As revenue authorities target so-called ‘tax havens’ as part of their fight for financial transparency and improved regulation, what will this mean for the captives based in these offshore locations? Nathan Skinner investigates
One thing that’s hard to argue against in the current political and economic climate is better financial regulation. The banking crisis revealed significant deficiencies in the way that cross-border financial juggernauts are supervised, and this must be addressed. But it has had a knock-on impact for other parts of the financial sector.
It now appears, for example, that insurance companies, who were not in large part directly responsible for the crisis, could be caught up in a new tax on financial transactions.
Meanwhile, as public debt soars, governments around the world are looking for ways to squeeze more revenue from tax receipts, and so-called ‘tax havens’ are high on the list of targets. What the G20 government will do next to tighten the noose on these places is not yet fully understood. It’s clear, however, that it will have an impact on captives.
UPPING THE PRESSURE
KPMG’s senior tax manager of financial services, Mike Allen, warns: “Revenue authorities are under pressure to raise tax revenues, and profitable multinational groups are a potential target.” In the UK, the tax authorities are reportedly intending to challenge the tax position of “corporate exiles”, he adds.
Authorities in the USA are also looking to increase the pressure on groups that operate overseas, particularly in low-tax territories.
“This is likely to extend to companies that the tax authorities consider are ‘exporting’ profits by way of captive structures,” Allen says. “Accordingly, groups should take care in execution when using captives.”
Cadwalader, Wickersham & Taft partners Jennifer Donohue and Adam Blakemore take a similar view. Since 2000, the UK government has focused on scrutinising captive insurance arrangements, particularly those perceived to be motivated by tax avoidance, they say. This hardening attitude is replicated in a number of other G20 jurisdictions and is unlikely to be relaxed in the near future.
“Notwithstanding the valuable risk management role fulfilled by captives,”
Donohue says, “national revenue authorities have not generally been persuaded that the commercial benefits arising from their use have been unrelated to the tax advantages of establishing these companies in low-tax jurisdictions or tax havens.”
In a UK context, changes to the Finance Act to remove the ability of offshore captive domiciles to fix the local rate of tax for captives has reduced some of the benefits of traditional captive locations, including Guernsey and Gibraltar, adds Blakemore.

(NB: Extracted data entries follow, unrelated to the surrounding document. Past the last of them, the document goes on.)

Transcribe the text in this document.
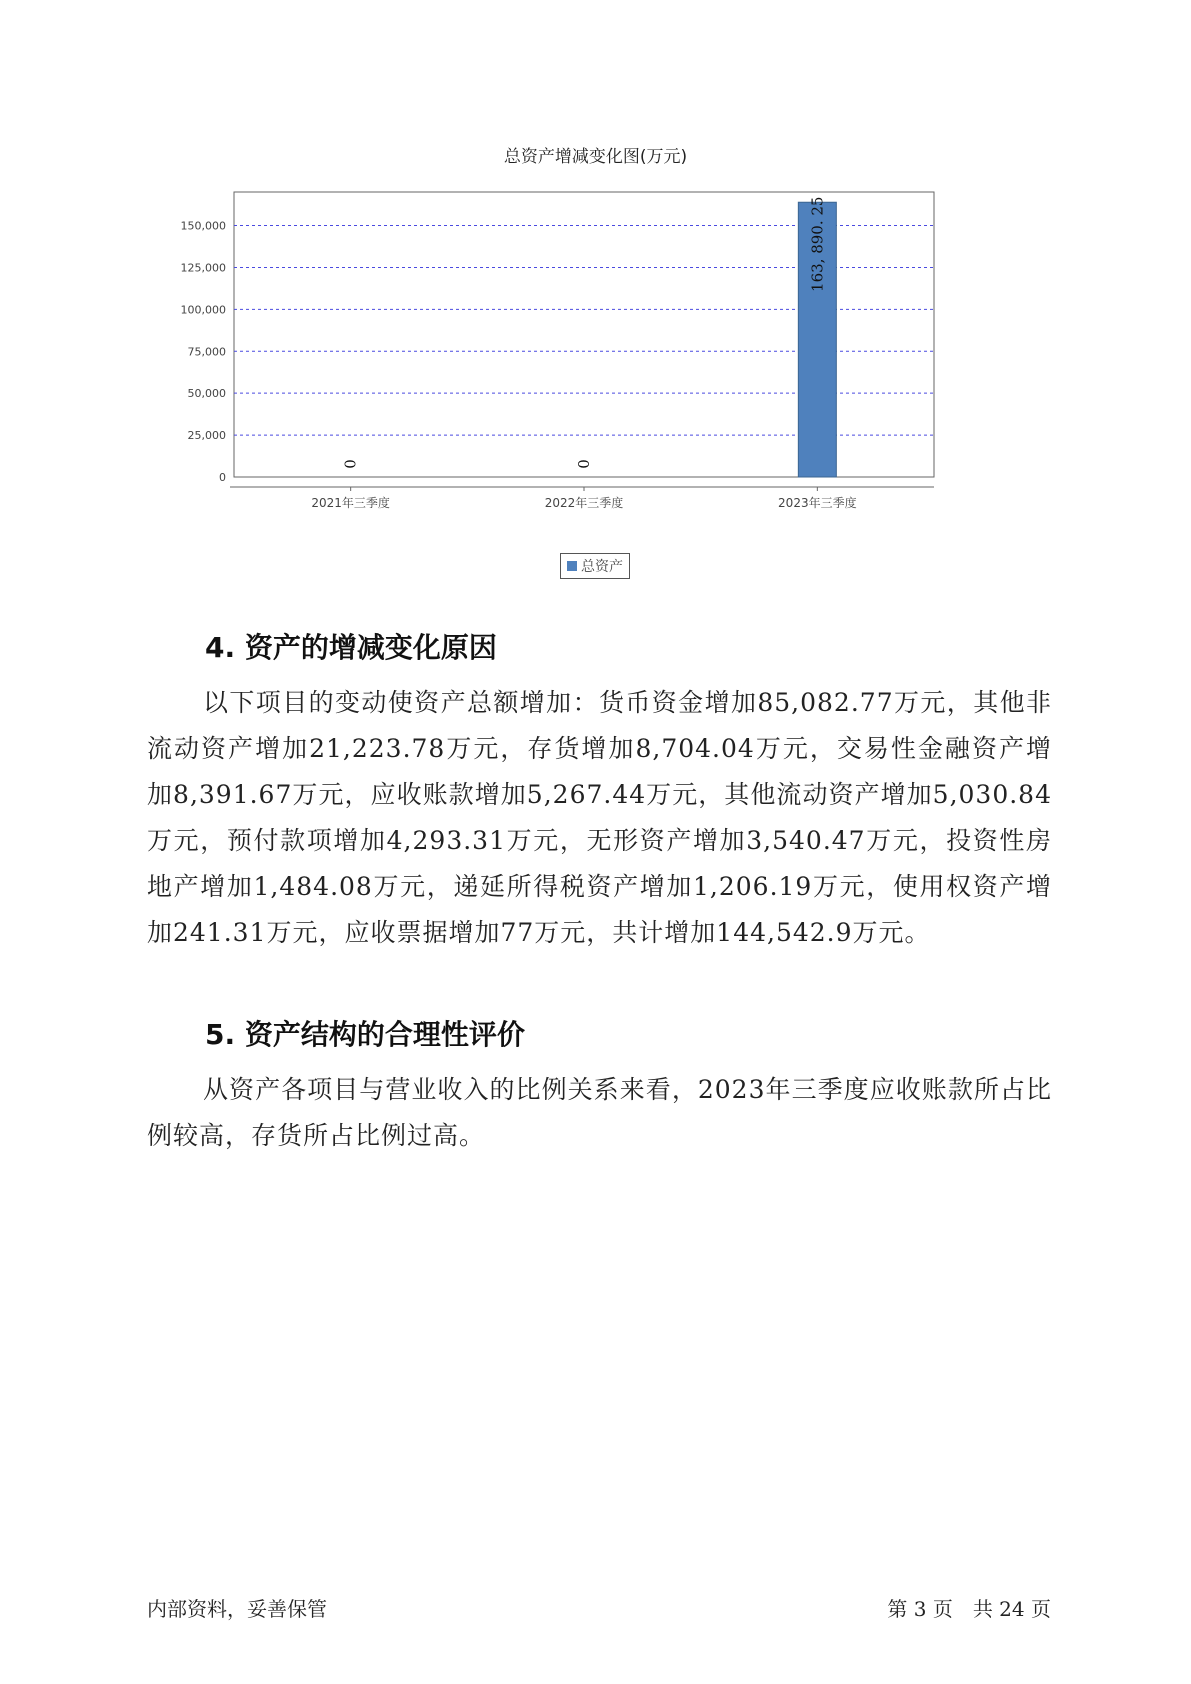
总资产增减变化图(万元)
0
25,000
50,000
75,000
100,000
125,000
150,000
2021年三季度
0
2022年三季度
0
2023年三季度
163, 890. 25
总资产
4. 资产的增减变化原因

以下项目的变动使资产总额增加：货币资金增加85,082.77万元，其他非流动资产增加21,223.78万元，存货增加8,704.04万元，交易性金融资产增加8,391.67万元，应收账款增加5,267.44万元，其他流动资产增加5,030.84万元，预付款项增加4,293.31万元，无形资产增加3,540.47万元，投资性房地产增加1,484.08万元，递延所得税资产增加1,206.19万元，使用权资产增加241.31万元，应收票据增加77万元，共计增加144,542.9万元。

5. 资产结构的合理性评价

从资产各项目与营业收入的比例关系来看，2023年三季度应收账款所占比例较高，存货所占比例过高。

内部资料，妥善保管	第 3 页　共 24 页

“Similarly, legislation in France and Italy, by which transactions with counterparties in certain low-tax jurisdictions can be prescribed, is another example of an increasingly difficult environment within which offshore captives will need to operate.”
Accordingly, say Donohue and Blakemore, while the economic benefits arising from captives remain credible, the taxation environment may lead them to move away from traditional offshore centres and towards captives located within the European economic area, such as Ireland, Luxembourg and Malta.
On a more positive note, the drive towards a more comprehensive and global financial regulatory regime is likely to drive standards up wherever captives are located. Reform is already under way. Last April, as a result of a G20 initiative, the Organisation for Economic Co-operation and Development (OECD) drew up a list of tax havens and categorised them as either being on: the white list, or internationally compliant; the grey list, partial compliance; or the black list, not compliant.
The main offshore jurisdictions, like Bermuda, Guernsey and the Isle of Man, are all on the OECD’s white list. Switzerland and Luxembourg briefly appeared on the grey list but quickly got an upgrade.
TENOR OF REFORM
Further, the harmonisation of financial rules will lessen the “regulatory differences between jurisdictions as [captive domiciles] all seek to be deemed acceptable”, Marsh’s captive consulting leader Jonathan Groves says.
Airmic chairman and head of insurance and risk management for J Sainsbury Paul Howard adds: “The impact very much depends on the local regulatory body in your captive domicile. Our captive is in the Isle of Man and I know that they are extensively in dialogue with all of the major regulators and other bodies, in seeking to make their jurisdiction compliant with the general prevailing tenor of reform.”
Airmic’s technical director, Paul Hopkin, continues: “If financial regulation becomes truly and fully international, then it will not matter where you base your captive, because the regulatory regime, capital requirements and tax laws will be constants.”
There are compelling reasons to believe that, in the future, offshore domiciles will no longer be able or willing to compete for business on the grounds of their captive-friendly regulations or tax status.
These changes, however, are unlikely to hinder captive development or growth because the fundamental benefits of a captive will remain unchanged no matter where it is based.